I’ve wanted to knock this one out for some time but needed a few moments for research. The latest innovation in bottled fluids is a total failure. I’m talking about French’s Mustard.
A few years ago, the cone cap went to a snazzy new silicone nipple design. Read about it here: News Perspective 07/02 .
Perhaps the biggest breakthrough in the new package design, however, is the bottle’s closure, created by French’s packaging engineer, Dave Maus, specifically to address the issue of crusty caps. Explains Veriga, “The cap incorporates a silicone valve that creates a vacuum seal that sucks the mustard back into the bottle after use.” Advantages, he says, include fresher mustard, less dripping and the elimination of the “gook” on the cap.
I enjoy mustard on bologna, hot dogs, burgers, fries, and use it for cooking. But the recent nipple design is hard to squirt, inaccurate, blobs around the nipple, and is even more crusty than the cone design. People complained about the cone design because regular use left a crust at the rim. But all you had to do was thumb the thing or wipe it off with a napkin.
Why is this a problem: because the latest from Microsoft will not download and update a machine with ease and simplicity (and why must it cost money?), and as everyone knows, mustard and Microsoft are ubiquitous. Just ask the recent apple commercials.

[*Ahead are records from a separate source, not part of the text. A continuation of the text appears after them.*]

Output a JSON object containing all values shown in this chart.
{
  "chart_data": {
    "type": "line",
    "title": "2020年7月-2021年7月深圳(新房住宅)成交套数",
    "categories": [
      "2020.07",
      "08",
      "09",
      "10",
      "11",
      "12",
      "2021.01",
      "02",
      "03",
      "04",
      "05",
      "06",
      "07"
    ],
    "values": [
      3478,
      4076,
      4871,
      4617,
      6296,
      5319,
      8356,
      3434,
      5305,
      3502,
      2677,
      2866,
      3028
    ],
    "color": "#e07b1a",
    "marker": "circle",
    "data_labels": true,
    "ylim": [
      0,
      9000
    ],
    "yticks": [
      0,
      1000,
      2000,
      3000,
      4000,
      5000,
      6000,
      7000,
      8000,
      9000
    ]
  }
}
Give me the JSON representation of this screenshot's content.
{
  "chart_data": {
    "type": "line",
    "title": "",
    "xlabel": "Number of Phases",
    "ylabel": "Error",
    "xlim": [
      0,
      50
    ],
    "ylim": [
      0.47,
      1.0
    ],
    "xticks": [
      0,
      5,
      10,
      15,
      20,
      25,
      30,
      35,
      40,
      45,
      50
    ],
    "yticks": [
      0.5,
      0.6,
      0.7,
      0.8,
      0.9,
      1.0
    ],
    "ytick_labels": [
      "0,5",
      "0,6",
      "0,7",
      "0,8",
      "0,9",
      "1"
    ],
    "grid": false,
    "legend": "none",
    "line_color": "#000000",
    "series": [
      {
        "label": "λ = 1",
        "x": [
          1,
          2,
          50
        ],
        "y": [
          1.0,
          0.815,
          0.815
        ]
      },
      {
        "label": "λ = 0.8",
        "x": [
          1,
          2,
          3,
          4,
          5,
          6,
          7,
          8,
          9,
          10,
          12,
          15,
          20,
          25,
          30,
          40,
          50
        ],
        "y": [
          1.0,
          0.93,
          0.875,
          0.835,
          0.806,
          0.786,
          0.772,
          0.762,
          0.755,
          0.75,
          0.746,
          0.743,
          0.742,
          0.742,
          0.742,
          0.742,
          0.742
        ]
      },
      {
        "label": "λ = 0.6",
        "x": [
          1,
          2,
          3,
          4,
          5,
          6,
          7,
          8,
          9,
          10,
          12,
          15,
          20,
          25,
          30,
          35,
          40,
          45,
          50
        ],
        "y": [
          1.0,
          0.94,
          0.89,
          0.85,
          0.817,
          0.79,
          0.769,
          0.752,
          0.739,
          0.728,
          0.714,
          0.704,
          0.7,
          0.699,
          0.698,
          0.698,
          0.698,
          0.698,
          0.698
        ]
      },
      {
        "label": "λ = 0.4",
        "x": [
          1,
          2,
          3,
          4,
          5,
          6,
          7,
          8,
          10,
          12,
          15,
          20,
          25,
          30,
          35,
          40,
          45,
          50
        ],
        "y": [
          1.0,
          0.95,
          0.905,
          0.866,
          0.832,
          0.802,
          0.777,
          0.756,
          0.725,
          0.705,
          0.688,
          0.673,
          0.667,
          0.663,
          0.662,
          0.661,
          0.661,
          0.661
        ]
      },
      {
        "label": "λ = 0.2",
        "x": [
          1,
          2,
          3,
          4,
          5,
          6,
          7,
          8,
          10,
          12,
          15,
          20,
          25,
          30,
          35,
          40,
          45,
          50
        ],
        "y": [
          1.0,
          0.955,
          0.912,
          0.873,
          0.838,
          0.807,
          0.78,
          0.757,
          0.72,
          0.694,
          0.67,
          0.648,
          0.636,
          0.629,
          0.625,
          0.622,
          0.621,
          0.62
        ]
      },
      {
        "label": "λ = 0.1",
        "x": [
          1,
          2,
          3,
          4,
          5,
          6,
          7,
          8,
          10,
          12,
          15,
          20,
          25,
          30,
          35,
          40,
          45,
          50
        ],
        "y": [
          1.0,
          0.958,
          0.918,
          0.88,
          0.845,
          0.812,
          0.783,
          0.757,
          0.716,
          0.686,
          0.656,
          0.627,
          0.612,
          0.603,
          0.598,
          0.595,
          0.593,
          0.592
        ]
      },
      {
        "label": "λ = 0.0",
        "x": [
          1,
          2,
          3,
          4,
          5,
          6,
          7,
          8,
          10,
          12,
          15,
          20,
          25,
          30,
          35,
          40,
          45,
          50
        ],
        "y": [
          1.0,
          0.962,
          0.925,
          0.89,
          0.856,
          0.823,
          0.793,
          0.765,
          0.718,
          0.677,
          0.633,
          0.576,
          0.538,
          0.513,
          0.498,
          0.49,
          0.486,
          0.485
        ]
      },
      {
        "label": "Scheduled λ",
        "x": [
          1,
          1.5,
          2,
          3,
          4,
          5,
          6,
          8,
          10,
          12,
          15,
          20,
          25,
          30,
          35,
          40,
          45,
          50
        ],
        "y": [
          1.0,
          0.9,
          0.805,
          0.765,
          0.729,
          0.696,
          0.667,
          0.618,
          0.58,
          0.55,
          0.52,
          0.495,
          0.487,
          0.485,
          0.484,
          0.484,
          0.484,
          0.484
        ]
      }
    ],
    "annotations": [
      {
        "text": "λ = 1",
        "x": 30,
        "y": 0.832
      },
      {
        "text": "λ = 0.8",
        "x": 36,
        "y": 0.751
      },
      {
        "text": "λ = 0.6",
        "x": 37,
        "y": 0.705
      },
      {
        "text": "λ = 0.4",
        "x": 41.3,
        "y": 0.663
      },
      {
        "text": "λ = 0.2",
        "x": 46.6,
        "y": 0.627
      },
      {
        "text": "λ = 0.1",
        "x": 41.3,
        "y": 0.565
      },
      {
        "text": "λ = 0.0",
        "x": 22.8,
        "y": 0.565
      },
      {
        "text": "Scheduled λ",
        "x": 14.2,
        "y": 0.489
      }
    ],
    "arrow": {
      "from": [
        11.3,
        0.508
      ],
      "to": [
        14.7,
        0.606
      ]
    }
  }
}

Simplicity of use and design is always an excellent standard to work from (and end with). The subject may be mustard bottles or rockets. Either way, a re-design (Dell) shouldn’t be so blatantly neglectful and absurd as to result in the very thing a company (or country, for that matter) tries to avoid: BS.
I want my cone mustard bottle back and my 8100 keyboard planted onto a new, slimmer, lighter, and sleeker PC, else I’m dashing for the smaller, sleeker, lighter (yet given to smudge) black MacBook (because the MacBook Pro is too damned big. It’s a laptop for bleep’s sake).